As I said above, it’s a common strategy in the startup world to refine the product first and then hire a CMO somewhere down the line to create a brand. The problem is that you build a brand whether you’re trying to or not. You speak to the market, your customers develop an impression of you, and investors evaluate the experiences you are delivering. If you then helicopter in a CMO (often of quite varying quality), you’ll only codify what’s existing or force  a new  concept that the company will struggle to adopt. Google invented the transformers that now power what the AI industry is today. Yet, Google’s Bard has under a third of the users of OpenAI, having sat on the technology since 2019. Brands are a reflection of a company’s internal narrative. There’s no getting around it, “Bard” sounds like it was given to an obscure team of beard-scratching engineers. As Bard accelerates its product offer, Bard has rebranded as Gemini, quickly appropriating a star-icon, that’s come to represent the perceived magic of AI. But, is it too late? 

They streamline fundraising rounds

We tend to think of investors as rational actors who crunch numbers to come to a decision. Nothing could be further from the truth. Think of any of the “cool” unicorns from the past ten years that crashed (WeWork, Evernote, and even Theranos), and you’ll see that VCs are also open to brands whose promise is shiny and exciting, even if their fundamentals are shaky. Brand matters, because a brand is the future story  you believe in, even when if it’s hiding a shaky business model today.

While I’m not suggesting that you build a company like that, the principle remains that a company with a compelling, well-told story and vision has a much better chance of raising funds than one without. Higher levels of funding means you can invest in telling the brand story to more people, furthering the compounding effects on valuation

They enable pivots

Pivoting is a natural part of the startup process as a company learns where its market is, how it will reach its customers, and the maximum value its products and services can bring. You might think a brand could be a drag on momentum, but it actually helps power through these times. The main reason is trust. If a company states its brand values and consistently lives up to them, people trust it when it launches new products or tries new things. Unlike the general received wisdom of how brands grow – by reaching more people buying infrequently – the most valuable brand in the world, Apple, has grown by selling new products to the same audiences. If Apple could be bothered to launch a toaster it would glean billions overnight, as was proven in its brief flirtation with a savings account powered by Goldman Sachs last year. Laugh at Vision Pro all you want – the product is promising enough and history suggests you can trust this brand to get there with this product or the next.

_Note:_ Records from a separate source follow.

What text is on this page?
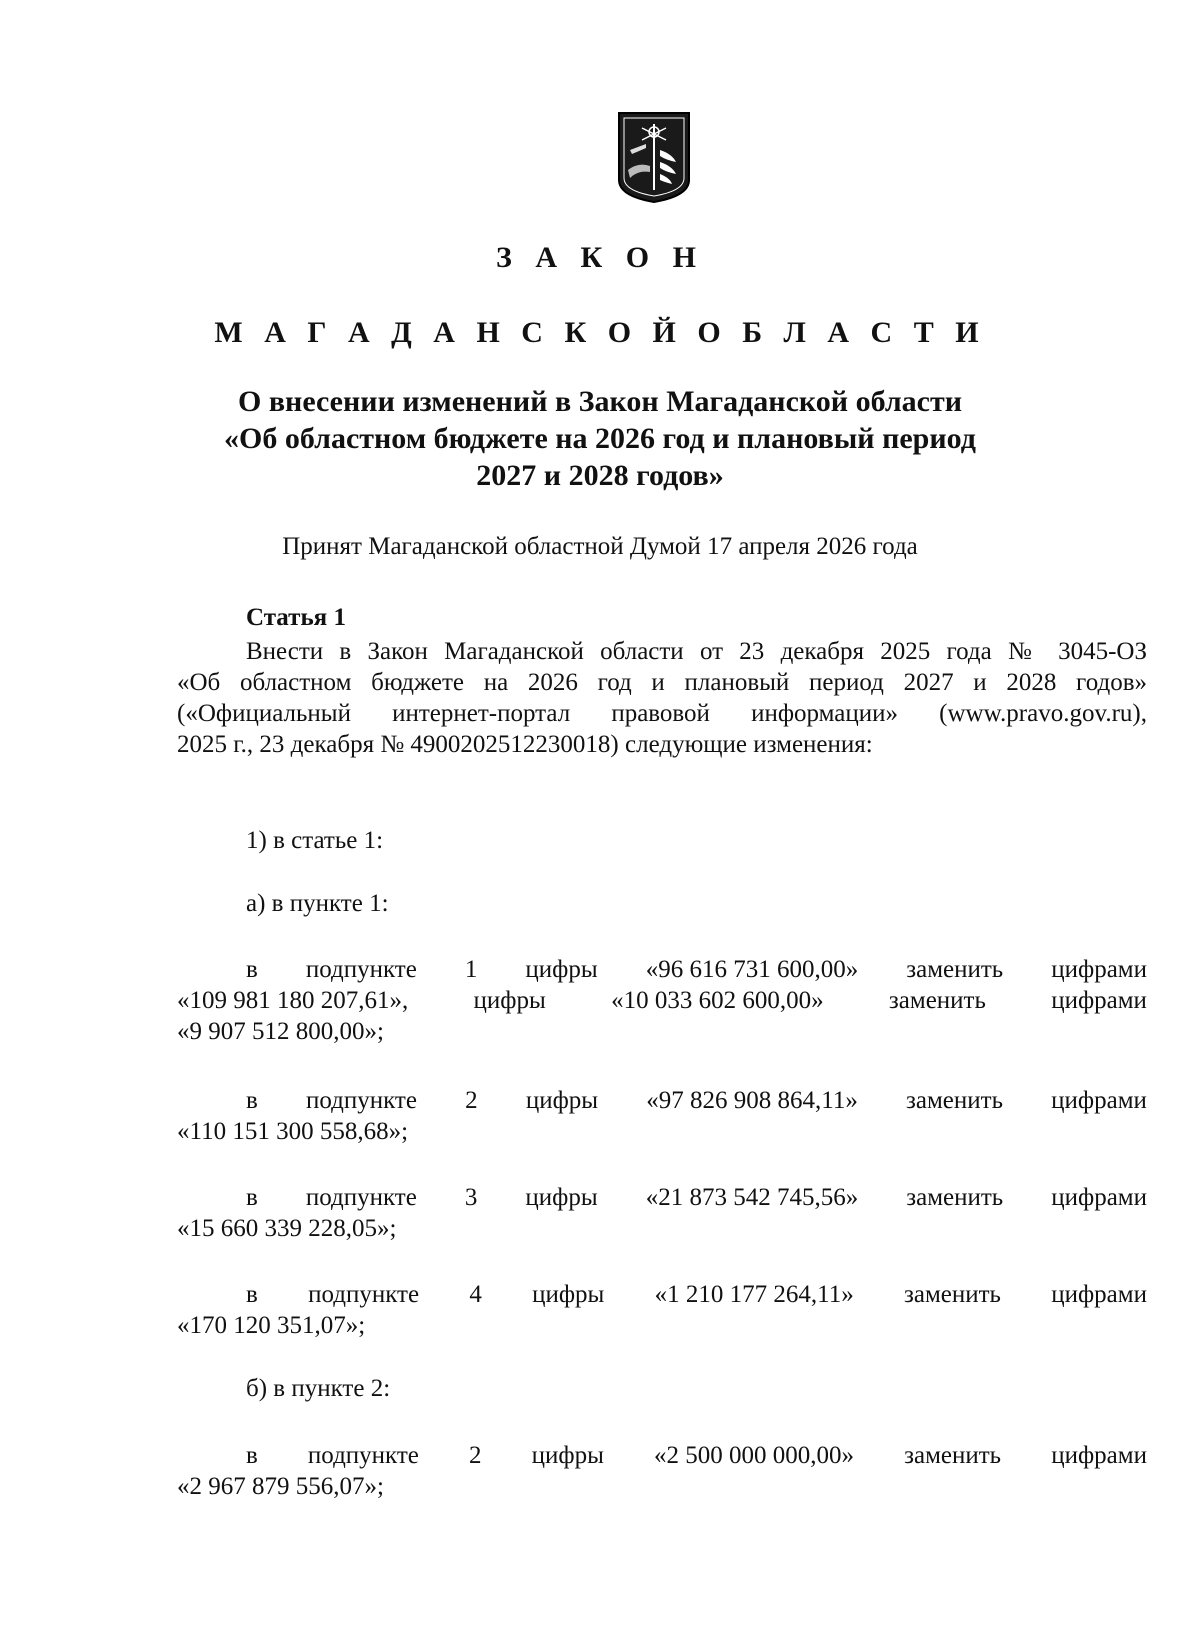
З А К О Н
М А Г А Д А Н С К О Й О Б Л А С Т И
О внесении изменений в Закон Магаданской области
«Об областном бюджете на 2026 год и плановый период
2027 и 2028 годов»
Принят Магаданской областной Думой 17 апреля 2026 года
Статья 1
Внести в Закон Магаданской области от 23 декабря 2025 года № 3045-ОЗ
«Об областном бюджете на 2026 год и плановый период 2027 и 2028 годов»
(«Официальный интернет-портал правовой информации» (www.pravo.gov.ru),
2025 г., 23 декабря № 4900202512230018) следующие изменения:
1) в статье 1:
а) в пункте 1:
в подпункте 1 цифры «96 616 731 600,00» заменить цифрами
«109 981 180 207,61»,	цифры	«10 033 602 600,00»	заменить	цифрами
«9 907 512 800,00»;
в подпункте 2 цифры «97 826 908 864,11» заменить цифрами
«110 151 300 558,68»;
в подпункте 3 цифры «21 873 542 745,56» заменить цифрами
«15 660 339 228,05»;
в подпункте 4 цифры «1 210 177 264,11» заменить цифрами
«170 120 351,07»;
б) в пункте 2:
в подпункте 2 цифры «2 500 000 000,00» заменить цифрами
«2 967 879 556,07»;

So, while building a great brand from day zero may seem a distraction, it’s simply taking control of a natural process that occurs whether you like it or not. People (including customers and investors) naturally gravitate towards brands with compelling stories—and if the product meets their functional needs too, affinity grows and the compounding effects of brand equity kick in. It’s never too early to start building a brand—but it can very quickly become too late.

Jonathan Trimble is an investor and cofounder and CEO of And Rising.